Nesses 30 anos foram atendidas 4.412 crianças acompanhadas de seus pais. Para conseguir manter tudo com perfeição, a entidade conta com a maior parte da verba de  patrocínio do Mc Donald´s  e com doações de pessoas jurídicas e físicas. "Com a verba proveniente do evento McDia Feliz, conseguimos manter 45% do nosso custeio. O resto, nós corremos atrás como qualquer outra instituição filantrópica, fazendo bazar, cadastrando pessoas para serem membros contribuintes e com eventos de captação. Também aceitamos doações de pessoas físicas para que façam contribuições mensais porque nem tudo podemos pagar com alimentos. Só a conta de luz gira em torno de R$ 22 mil reais", explica Sonia Neves.

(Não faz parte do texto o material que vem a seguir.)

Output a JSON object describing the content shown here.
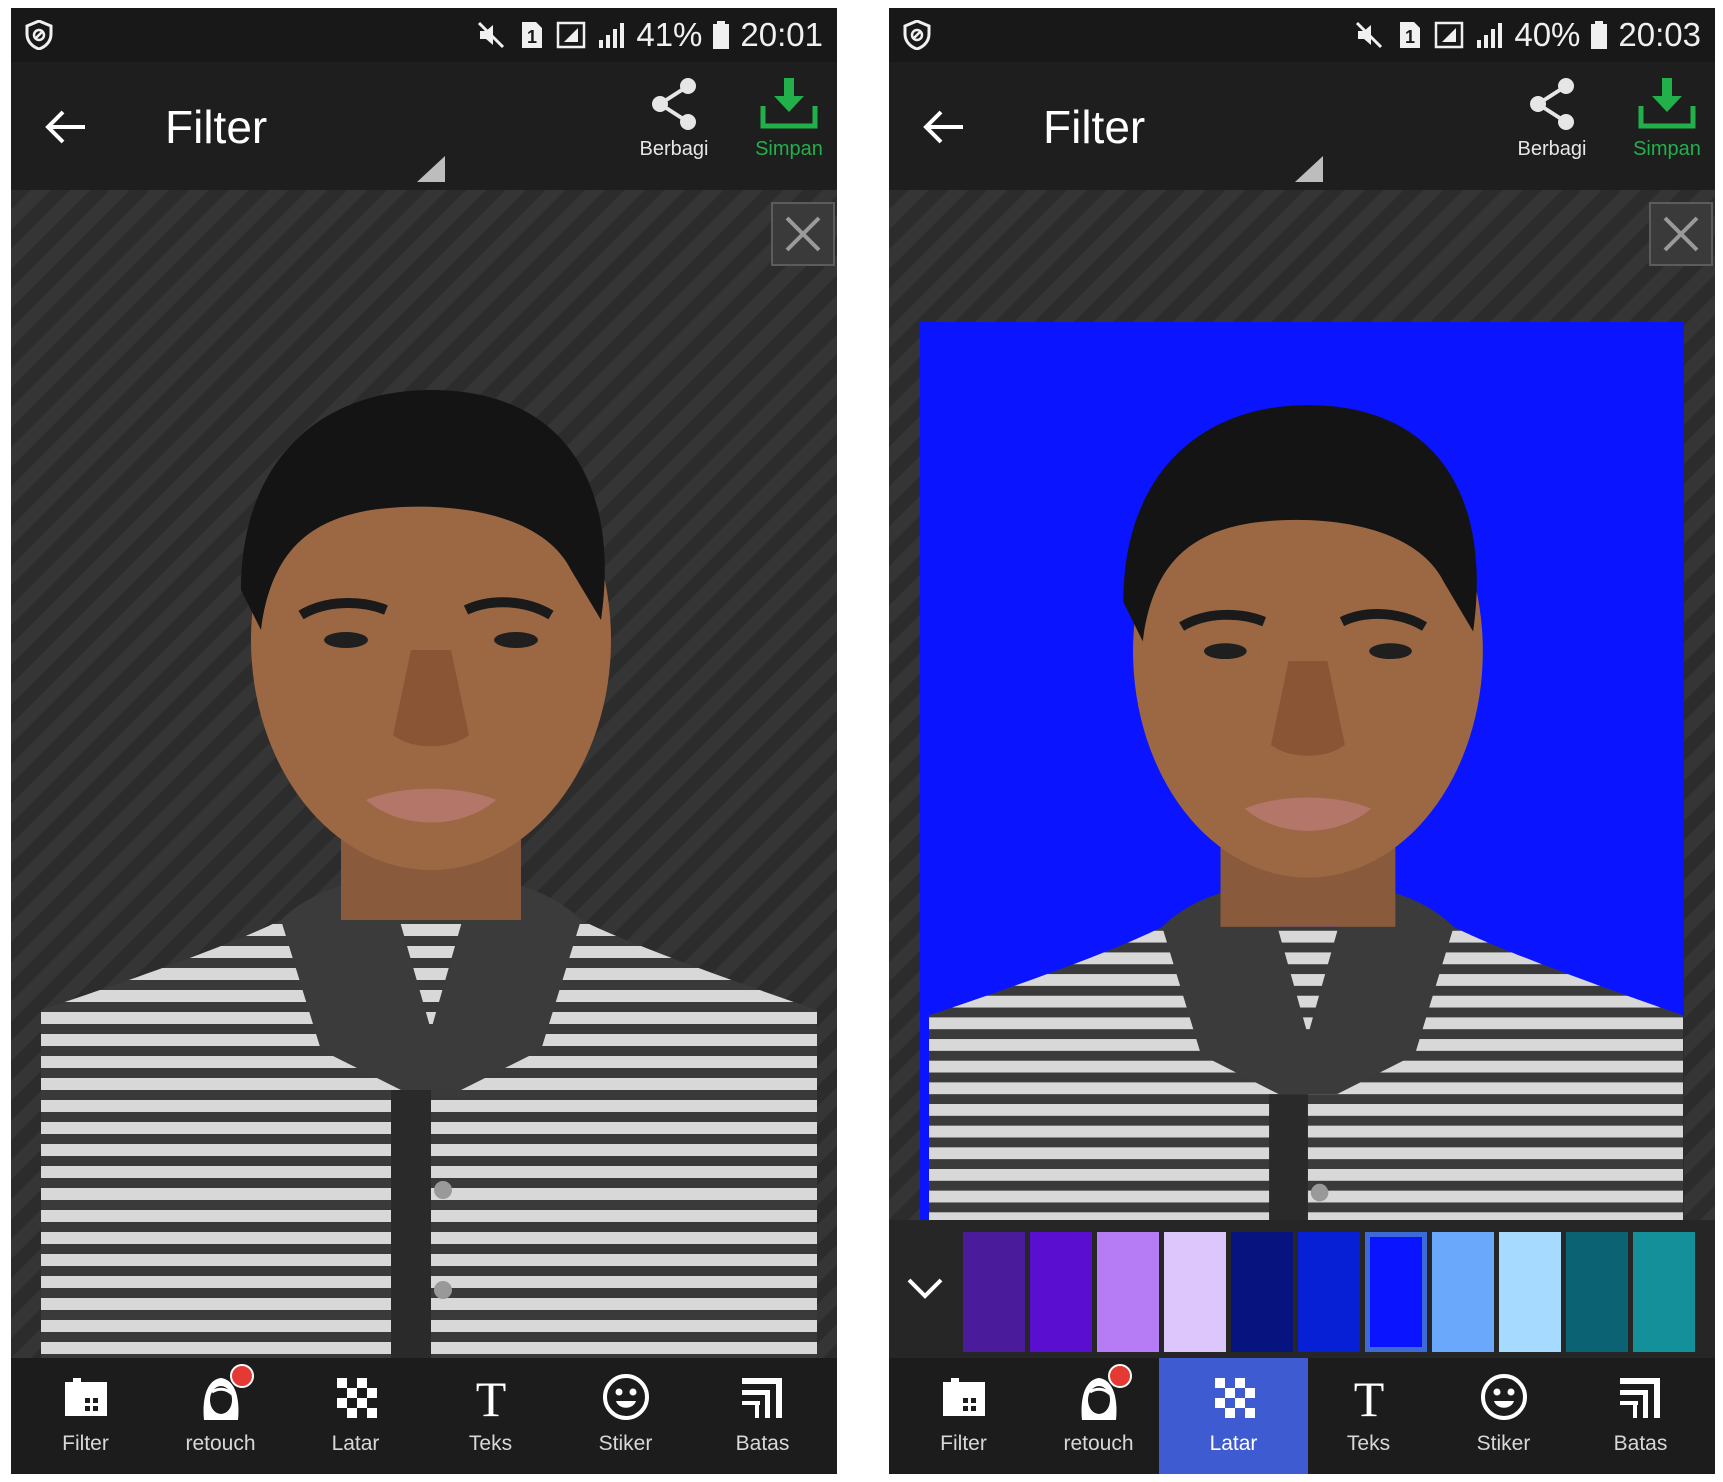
{
  "screens": [
    {
      "status_bar": {
        "battery": "41%",
        "time": "20:01"
      },
      "toolbar": {
        "title": "Filter",
        "share_label": "Berbagi",
        "save_label": "Simpan"
      },
      "background_applied": "none",
      "bottom_nav": [
        {
          "label": "Filter",
          "icon": "filter-icon",
          "active": false
        },
        {
          "label": "retouch",
          "icon": "retouch-icon",
          "active": false
        },
        {
          "label": "Latar",
          "icon": "background-checker-icon",
          "active": false
        },
        {
          "label": "Teks",
          "icon": "text-icon",
          "active": false
        },
        {
          "label": "Stiker",
          "icon": "smiley-icon",
          "active": false
        },
        {
          "label": "Batas",
          "icon": "frame-icon",
          "active": false
        }
      ]
    },
    {
      "status_bar": {
        "battery": "40%",
        "time": "20:03"
      },
      "toolbar": {
        "title": "Filter",
        "share_label": "Berbagi",
        "save_label": "Simpan"
      },
      "background_applied": "#0a14ff",
      "swatches": [
        {
          "color": "#4a1b9a",
          "selected": false
        },
        {
          "color": "#5a0fd0",
          "selected": false
        },
        {
          "color": "#b57cf6",
          "selected": false
        },
        {
          "color": "#dcc6fb",
          "selected": false
        },
        {
          "color": "#07137e",
          "selected": false
        },
        {
          "color": "#0720d6",
          "selected": false
        },
        {
          "color": "#0a14ff",
          "selected": true
        },
        {
          "color": "#6aa8fb",
          "selected": false
        },
        {
          "color": "#a6daff",
          "selected": false
        },
        {
          "color": "#0a6272",
          "selected": false
        },
        {
          "color": "#13909a",
          "selected": false
        }
      ],
      "bottom_nav": [
        {
          "label": "Filter",
          "icon": "filter-icon",
          "active": false
        },
        {
          "label": "retouch",
          "icon": "retouch-icon",
          "active": false
        },
        {
          "label": "Latar",
          "icon": "background-checker-icon",
          "active": true
        },
        {
          "label": "Teks",
          "icon": "text-icon",
          "active": false
        },
        {
          "label": "Stiker",
          "icon": "smiley-icon",
          "active": false
        },
        {
          "label": "Batas",
          "icon": "frame-icon",
          "active": false
        }
      ]
    }
  ],
  "colors": {
    "save_accent": "#22b04a",
    "active_tab": "#3f5bd1",
    "badge": "#e53935"
  }
}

Ao saber da vida de quem esteve na casa e superou a doença, a presidente se sente gratificada. "Quando vejo pessoas que foram da casa e conseguiram vencer, eu me emociono muito.O amor que eu dedicava a meu filho, agora eu dou a outras pessoas, e isso me faz feliz e me fortalece também, sabendo que, apesar da perda, ele está ali em cima torcendo por nós e nos ajudando até nos momentos difíceis pois às vezes o dinheiro não é pleno para você atender todas as necessidades. São pessoas mais humildes, com questões de dificuldades financeiras e de moradia".

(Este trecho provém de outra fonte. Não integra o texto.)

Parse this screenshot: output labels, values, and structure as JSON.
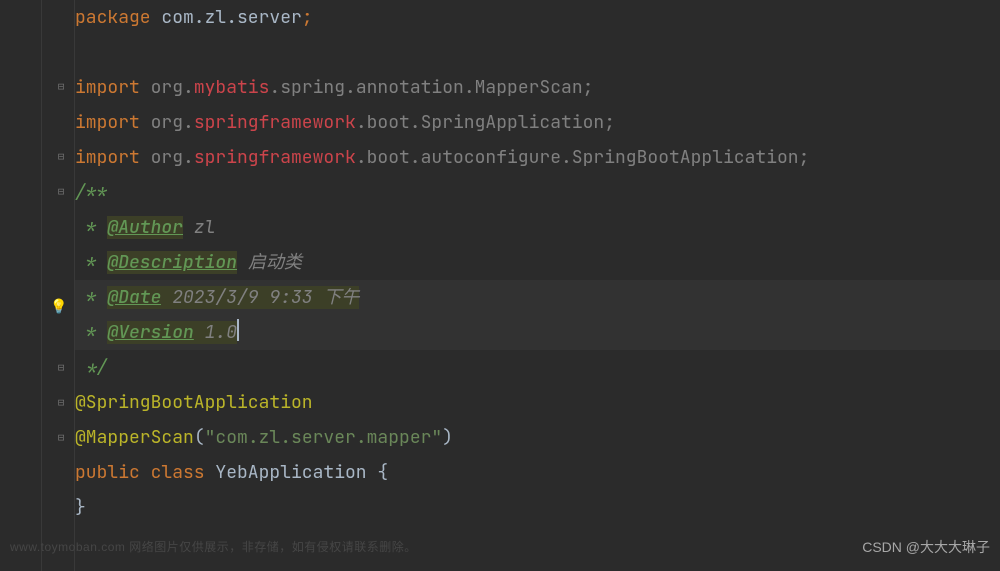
{
  "code": {
    "l1_kw": "package",
    "l1_pkg": " com.zl.server",
    "l1_semicolon": ";",
    "l3_kw": "import",
    "l3_org": " org.",
    "l3_mybatis": "mybatis",
    "l3_rest": ".spring.annotation.MapperScan;",
    "l4_kw": "import",
    "l4_org": " org.",
    "l4_sf": "springframework",
    "l4_rest": ".boot.SpringApplication;",
    "l5_kw": "import",
    "l5_org": " org.",
    "l5_sf": "springframework",
    "l5_rest": ".boot.autoconfigure.SpringBootApplication;",
    "l6_comment": "/**",
    "l7_star": " * ",
    "l7_tag": "@Author",
    "l7_val": " zl",
    "l8_star": " * ",
    "l8_tag": "@Description",
    "l8_val": " 启动类",
    "l9_star": " * ",
    "l9_tag": "@Date",
    "l9_val": " 2023/3/9 9:33 下午",
    "l10_star": " * ",
    "l10_tag": "@Version",
    "l10_val": " 1.0",
    "l11_comment": " */",
    "l12_anno": "@SpringBootApplication",
    "l13_anno": "@MapperScan",
    "l13_paren_open": "(",
    "l13_str": "\"com.zl.server.mapper\"",
    "l13_paren_close": ")",
    "l14_public": "public ",
    "l14_class": "class",
    "l14_name": " YebApplication ",
    "l14_brace": "{",
    "l15_brace": "}"
  },
  "watermarks": {
    "left": "www.toymoban.com 网络图片仅供展示，非存储，如有侵权请联系删除。",
    "right": "CSDN @大大大琳子"
  }
}
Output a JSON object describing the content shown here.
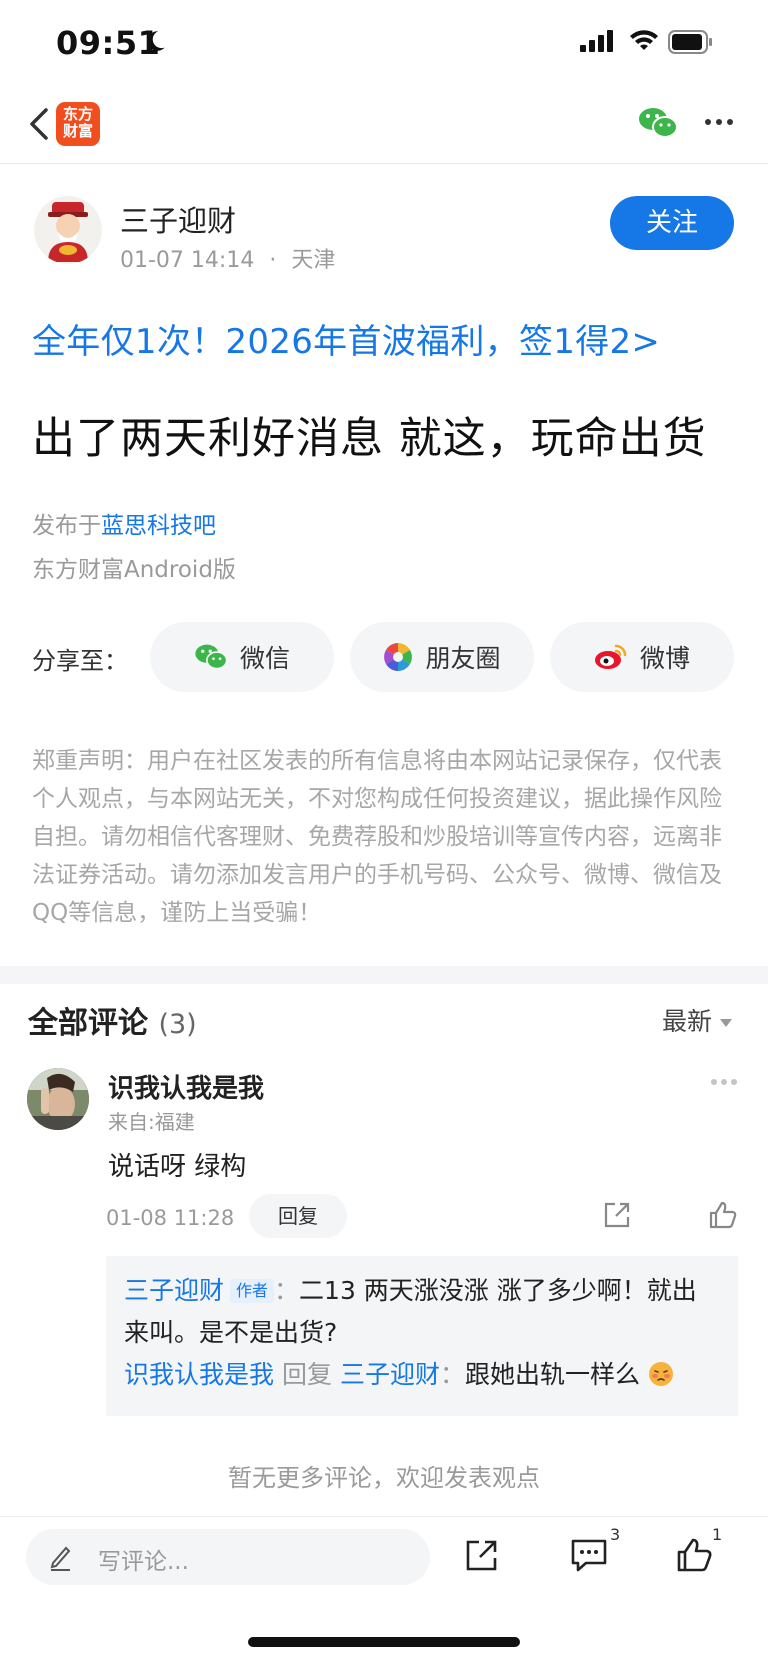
{
  "status_bar": {
    "time": "09:51"
  },
  "nav": {
    "logo_line1": "东方",
    "logo_line2": "财富"
  },
  "author": {
    "name": "三子迎财",
    "datetime": "01-07 14:14",
    "location": "天津",
    "follow_label": "关注"
  },
  "promo_link": "全年仅1次！2026年首波福利，签1得2>",
  "post_title": "出了两天利好消息 就这，玩命出货",
  "published": {
    "prefix": "发布于",
    "forum": "蓝思科技吧",
    "client": "东方财富Android版"
  },
  "share": {
    "label": "分享至：",
    "options": [
      {
        "label": "微信",
        "icon": "wechat-icon"
      },
      {
        "label": "朋友圈",
        "icon": "moments-icon"
      },
      {
        "label": "微博",
        "icon": "weibo-icon"
      }
    ]
  },
  "disclaimer": "郑重声明：用户在社区发表的所有信息将由本网站记录保存，仅代表个人观点，与本网站无关，不对您构成任何投资建议，据此操作风险自担。请勿相信代客理财、免费荐股和炒股培训等宣传内容，远离非法证券活动。请勿添加发言用户的手机号码、公众号、微博、微信及QQ等信息，谨防上当受骗！",
  "comments": {
    "title": "全部评论",
    "count": "(3)",
    "sort": "最新",
    "items": [
      {
        "user": "识我认我是我",
        "from": "来自:福建",
        "text": "说话呀 绿构",
        "time": "01-08 11:28",
        "reply_label": "回复",
        "replies": [
          {
            "user": "三子迎财",
            "tag": "作者",
            "sep": "：",
            "text": "二13 两天涨没涨 涨了多少啊！就出来叫。是不是出货?"
          },
          {
            "user": "识我认我是我",
            "verb": "回复",
            "target": "三子迎财",
            "sep": "：",
            "text": "跟她出轨一样么"
          }
        ]
      }
    ],
    "no_more": "暂无更多评论，欢迎发表观点"
  },
  "bottom_bar": {
    "input_placeholder": "写评论...",
    "comment_count": "3",
    "like_count": "1"
  },
  "colors": {
    "accent": "#1677e6",
    "brand": "#f04e1f"
  }
}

Além de prover a questão a habitação, o objetivo é que crianças e adolescentes não interrompam o tratamento. "Assim aumentam as chances de cura, mas também abraçamos a família, porque o pai e a mãe sofrem, às vezes eles não têm condições financeiras, então a gente também ajuda oferecendo uma bolsa de alimentos. Muitas vezes  moram num espaço não adequado para uma criança  em quimioterapia, com a diferença de espaço, a gente faz algumas intervenções nas casas dessas pessoas, às vezes são mobiliários que elas precisam, não tem uma geladeira para conservar a medicação, um móvel, um berço adequado para a criança, às vezes a criança dorme junto com as mães. Temos assistente social que também vê essas outras demandas, para dar tranquilidade a essa mãe durante esse período. Muitos deixam de trabalhar, às vezes o pai já está desempregado, a mãe era a fonte de renda e também precisa parar para acompanhar a criança".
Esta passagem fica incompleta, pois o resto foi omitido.